The contributions of this article are twofold: a novel consistency score is presented and the algorithm is extended to also operate in parts of the reconstruction scene which are not necessarily covered by all cameras. These contributions both lead to a more general approach while producing improved results.
Related work
Depth sensors
A first class of methods models depth relations to detect and map occluding objects. The most straightforward way to obtain such depth relations is by using sensors with inherent depth perception, e.g. stereo cameras as in [4, 5, 6, 7], time of flight cameras [8], or micro-lens cameras [9]. However, such specialized sensors are not as cheap and widely adopted as general purpose cameras, which are already ubiquitous in many sites including industrial environments and traffic intersections.
Standard cameras
Standard cameras have also been used to infer depth relations in the scene, as in [10], but the drawback of this method is that it considers part-time occluded regions as full-time black spots in the camera view, from which no information is used even if an object passes in front of the occluder. When rigid objects are modelled, it is possible the infer their interrelationship, despite being partially occluded [11]. However, such methods fail for non-rigid and unknown objects.
Object modelling
A second class of occlusion-proof 3D reconstruction methods models the object of interest to estimate the position of occluded object parts as well as possible [12, 13, 14, 15, 16]. While these methods work well for pose estimation of known objects, they cannot be generalized to more diverse object classes such as road vehicles.

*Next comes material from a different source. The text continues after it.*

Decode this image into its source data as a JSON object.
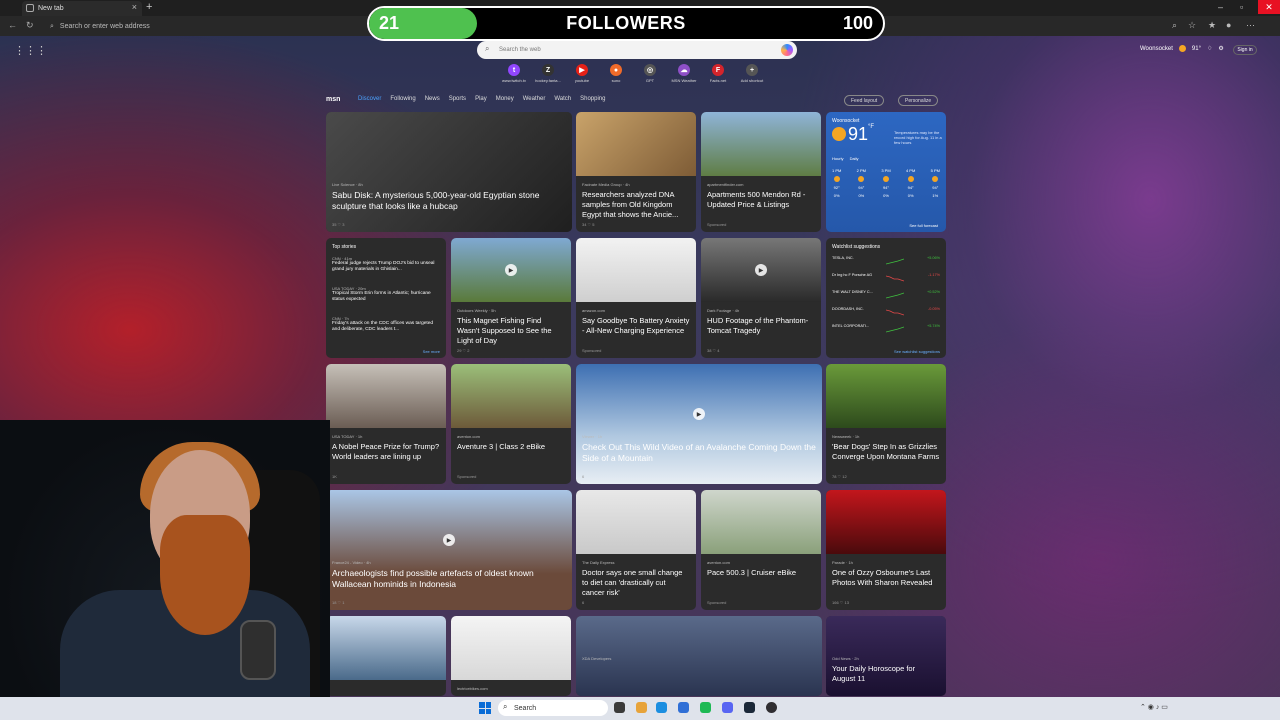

Illustration of shape from inconsistent silhouettes. The blue vehicles function as occluders for the 6 camera views on the left. Each colour in the reconstructed car corresponds to another cell.

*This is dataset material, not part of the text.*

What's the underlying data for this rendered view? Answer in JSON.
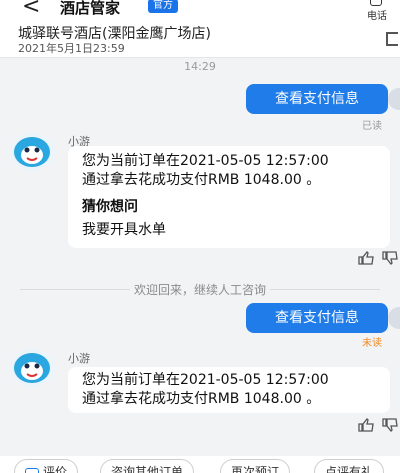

Related to the topic of occlusion-affected pose estimation is the field of occlusion-affected tracking. This is usually solved using temporal modelling of trajectories, the inference of occlusion regions, as well as appearance models for known object classes [17, 18, 19, 20, 21]. In [22] multiple frames in time are used to cope with the incompleteness of the observed silhouettes. However, the method only works on rigid objects which is unsuitable for tracking people. These concepts offer few benefits for the more general applications targeted in this paper.
Extended visual hull
Much more relevant are the adaptations to standard shape-from-silhouettes reconstruction proposed by [23], who show that extending silhouettes into regions suspected to be occluded yields more accurate 3D reconstruction than ignoring the occluded areas completely as done in [10]. However, occluded regions are still treated as completely devoid of information even when objects can pass in front of the occluding object. This is remedied in [24], where the reconstruction takes into account that one or more of the cameras may have unreliable silhouette information, without explicitly modelling in which cameras or in which parts of the scene this occurs. In [25] this approach is extended to estimate the number of unreliable cameras locally rather than globally, using an a priori object model to reduce the overestimation of object size.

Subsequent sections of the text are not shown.